La bonne nouvelle : la plupart de ces erreurs sont simples à corriger, à condition de les connaître. Voici les 8 erreurs les plus fréquentes et surtout comment les éviter.

1. Oublier de cocher la case “parent isolé” (case T)

Si vous élevez seul(e) votre ou vos enfants, vous avez droit à une demi-part fiscale supplémentaire en cochant la case T de votre déclaration. C’est l’une des cases les plus oubliées, alors qu’elle peut faire une différence considérable.

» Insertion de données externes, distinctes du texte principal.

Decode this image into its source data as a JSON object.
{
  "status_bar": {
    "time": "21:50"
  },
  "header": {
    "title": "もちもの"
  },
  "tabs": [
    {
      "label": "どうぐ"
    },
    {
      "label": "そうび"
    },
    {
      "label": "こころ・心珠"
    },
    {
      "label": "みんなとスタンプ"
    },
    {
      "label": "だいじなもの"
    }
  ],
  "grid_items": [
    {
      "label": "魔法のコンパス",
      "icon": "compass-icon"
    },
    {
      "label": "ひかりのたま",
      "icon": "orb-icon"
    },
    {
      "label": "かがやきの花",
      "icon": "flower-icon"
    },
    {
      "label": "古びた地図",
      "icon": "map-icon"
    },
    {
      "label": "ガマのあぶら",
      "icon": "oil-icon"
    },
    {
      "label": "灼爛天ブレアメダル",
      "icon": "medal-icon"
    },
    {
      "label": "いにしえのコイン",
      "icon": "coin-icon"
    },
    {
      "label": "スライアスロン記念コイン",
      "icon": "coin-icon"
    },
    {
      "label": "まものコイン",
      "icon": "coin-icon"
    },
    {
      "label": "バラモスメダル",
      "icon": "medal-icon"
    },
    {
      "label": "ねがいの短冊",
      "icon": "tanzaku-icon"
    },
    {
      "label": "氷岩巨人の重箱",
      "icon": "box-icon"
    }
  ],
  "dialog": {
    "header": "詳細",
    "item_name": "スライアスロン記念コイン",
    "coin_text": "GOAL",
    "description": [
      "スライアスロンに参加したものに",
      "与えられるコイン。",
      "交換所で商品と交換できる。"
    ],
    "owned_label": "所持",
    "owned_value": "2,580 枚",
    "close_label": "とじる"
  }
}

Ce que ça coûte : Pour un parent isolé avec un enfant et un revenu net imposable de 30 000 euros, oublier la case T représente environ 1 500 euros d’impôt en plus par an. Le plafond de l’avantage fiscal est fixé à 4 149 euros pour la première demi-part supplémentaire.

Comment corriger : Rendez-vous dans la rubrique “Situation du foyer fiscal” (cadre A) et cochez la case T. Vous devez vivre seul(e) au 1er janvier de l’année d’imposition et avoir au moins un enfant à charge.

2. Ne pas opter pour les frais réels quand c’est avantageux

Par défaut, l’administration applique un abattement forfaitaire de 10 % sur vos salaires pour tenir compte de vos frais professionnels. Mais si vos frais réels dépassent ce montant, vous avez tout intérêt à opter pour la déduction des frais réels (cases 1AK à 1DK).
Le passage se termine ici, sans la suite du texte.